Publications and invited talks

Year
Venue
Title
2025
ASIACRYPT
The Order of Hashing in Fiat-Shamir Schemes
Barbara Jiabao Benedikt Marc Fischlin
Fiat-Shamir signatures replace the challenge in interactive identification schemes by a hash value over the commitment, the message, and possibly the signer’s public key. This construction paradigm is well known and widely used in cryptography, for example, for Schnorr signatures and CRYSTALS-Dilithium. There is no “general recipe” for constructing Fiat-Shamir signatures regarding the inputs and their order for the hash computation, though, since the hash function is usually modeled as a monolithic random oracle. In practice, however, the hash function is based on the Merkle-Damgård or the sponge design. Our work investigates whether there are advisable or imprudent input orders for hashing in Fiat-Shamir signatures. We examine Fiat-Shamir signatures with plain and nested hashing using Merkle-Damgård or sponge-based hash functions. We analyze these constructions in both classical and quantum settings. As part of our investigations, we introduce new security properties following the idea of quantum-annoyance of Eaton and Stebila (PQCrypto 2021), called annoyance for user exposure and signature forgeries. These properties ensure that an adversary against the hash function cannot gain a significant advantage when attempting to extend a successful attack on a single signature forgery to multiple users or to multiple forgeries of a single user. Instead, the adversary must create extra forgeries from scratch.

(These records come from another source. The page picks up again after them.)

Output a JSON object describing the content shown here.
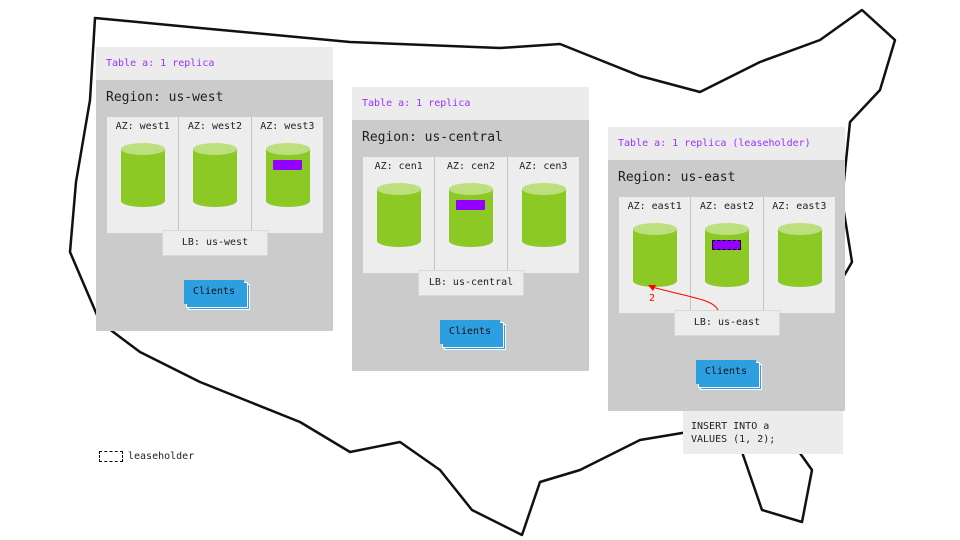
{
  "regions": [
    {
      "table": "Table a: 1 replica",
      "title": "Region: us-west",
      "azs": [
        "AZ: west1",
        "AZ: west2",
        "AZ: west3"
      ],
      "replica_az": 2,
      "leaseholder": false,
      "lb": "LB: us-west",
      "clients": "Clients"
    },
    {
      "table": "Table a: 1 replica",
      "title": "Region: us-central",
      "azs": [
        "AZ: cen1",
        "AZ: cen2",
        "AZ: cen3"
      ],
      "replica_az": 1,
      "leaseholder": false,
      "lb": "LB: us-central",
      "clients": "Clients"
    },
    {
      "table": "Table a: 1 replica (leaseholder)",
      "title": "Region: us-east",
      "azs": [
        "AZ: east1",
        "AZ: east2",
        "AZ: east3"
      ],
      "replica_az": 1,
      "leaseholder": true,
      "lb": "LB: us-east",
      "clients": "Clients"
    }
  ],
  "arrow_label": "2",
  "query": "INSERT INTO a\nVALUES (1, 2);",
  "legend": "leaseholder",
  "colors": {
    "replica": "#9400ff",
    "cylinder": "#8cc925",
    "clients": "#2d9fe0",
    "arrow": "#ff0000",
    "table_label": "#9b30ff"
  }
}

Based on our analysis, we derive a simple rule: When using Fiat-Shamir signatures, one should hash the commitment before the message; all other inputs may be ordered arbitrarily.
2022
ASIACRYPT
Nostradamus goes Quantum 📺
Barbara Jiabao Benedikt Marc Fischlin Moritz Huppert
In the Nostradamus attack, introduced by Kelsey and Kohno (Eurocrypt 2006), the adversary has to commit to a hash value y of an iterated hash function H such that, when later given a message prefix P, the adversary is able to find a suitable "suffix explanation" S with H(P||S)=y. Kelsey and Kohno show a herding attack with $2^{2n/3}$ evaluations of the compression function of H (with n bits output and state), locating the attack between preimage attacks and collision search in terms of complexity. Here we investigate the security of Nostradamus attacks for quantum adversaries. We present a quantum herding algorithm for the Nostradamus problem making approximately $\sqrt[3]{n}\cdot 2^{3n/7}$ compression function evaluations, significantly improving over the classical bound. We also prove that quantum herding attacks cannot do better than $2^{3n/7}$ evaluations for random compression functions, showing that our algorithm is (essentially) optimal. We also discuss a slightly less tight bound of roughly $2^{3n/7-s}$ for general Nostradamus attacks against random compression functions, where s is the maximal block length of the adversarially chosen suffix S.